What these examples show is that government intervention in the economy always produces winners and losers.  For the most part the interventions most favored by Mr. Obama undoubtedly favor the largest and most connected businesses in the industries affected.  Be it the hundreds of new rules in Dodd-Frank that have yet to be written or the onerous requirement that all business entities must now file a 1099 for every supplier with whom they purchase over $600 per year in goods (courtesy one of the many unread provisions in Obamacare), red tape and government regulation most favors the largest firms with large legal departments and the funds to spend on lobbying.  Small businesses, the real economic and job growth engines in our society, have neither of those advantages.  They are forced to play by the rules negotiated by their larger competitors.  Usually this is to their disadvantage.  These same small businesses are not hiring for this exact reason.  

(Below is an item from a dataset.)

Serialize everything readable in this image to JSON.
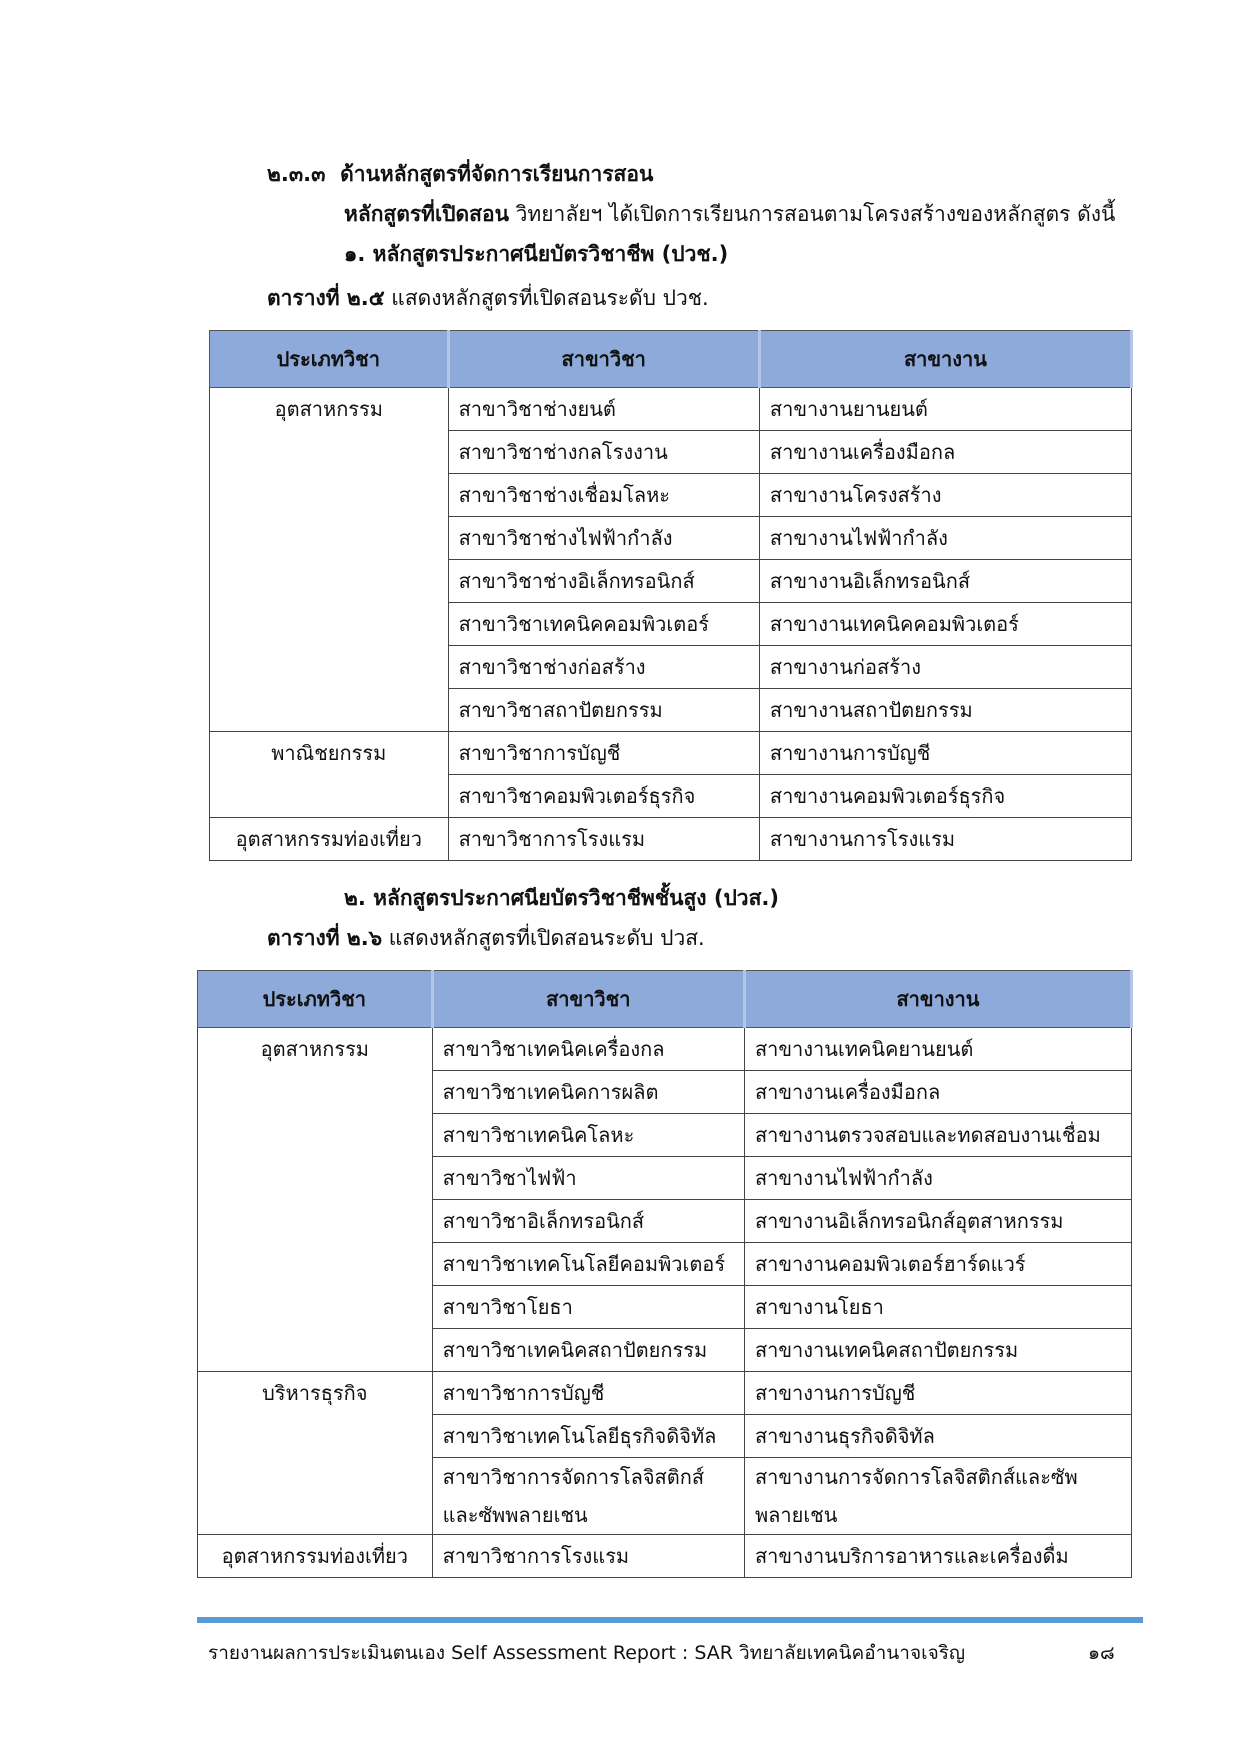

There are three costs that almost all small businesses face regardless of their type of business: the must pay for energy, they must pay for credit, and they pay for health care for many of their workers.  Under Mr. Obama's polices the price for all three is going up.  Throw in the fact that tens, if not hundreds, of thousands of these small business owners, who are often organized into partnerships, limited liability companies or Subchapter S Corporations, are about to see their taxes increased at the end of the year, it is completely logical that they are not hiring or expanding.  The best thing Mr. Obama could do to help the businesses is to be "anti-business" and instead be "pro-market."  Let them compete effectively with their larger competitors and stop disadvantaging them by enacting "reforms" that put these competitors in a position to write the rules of the game.  These businesses don't want handouts and special privileges, just the opportunity to compete fairly and let the market decide who has the best product.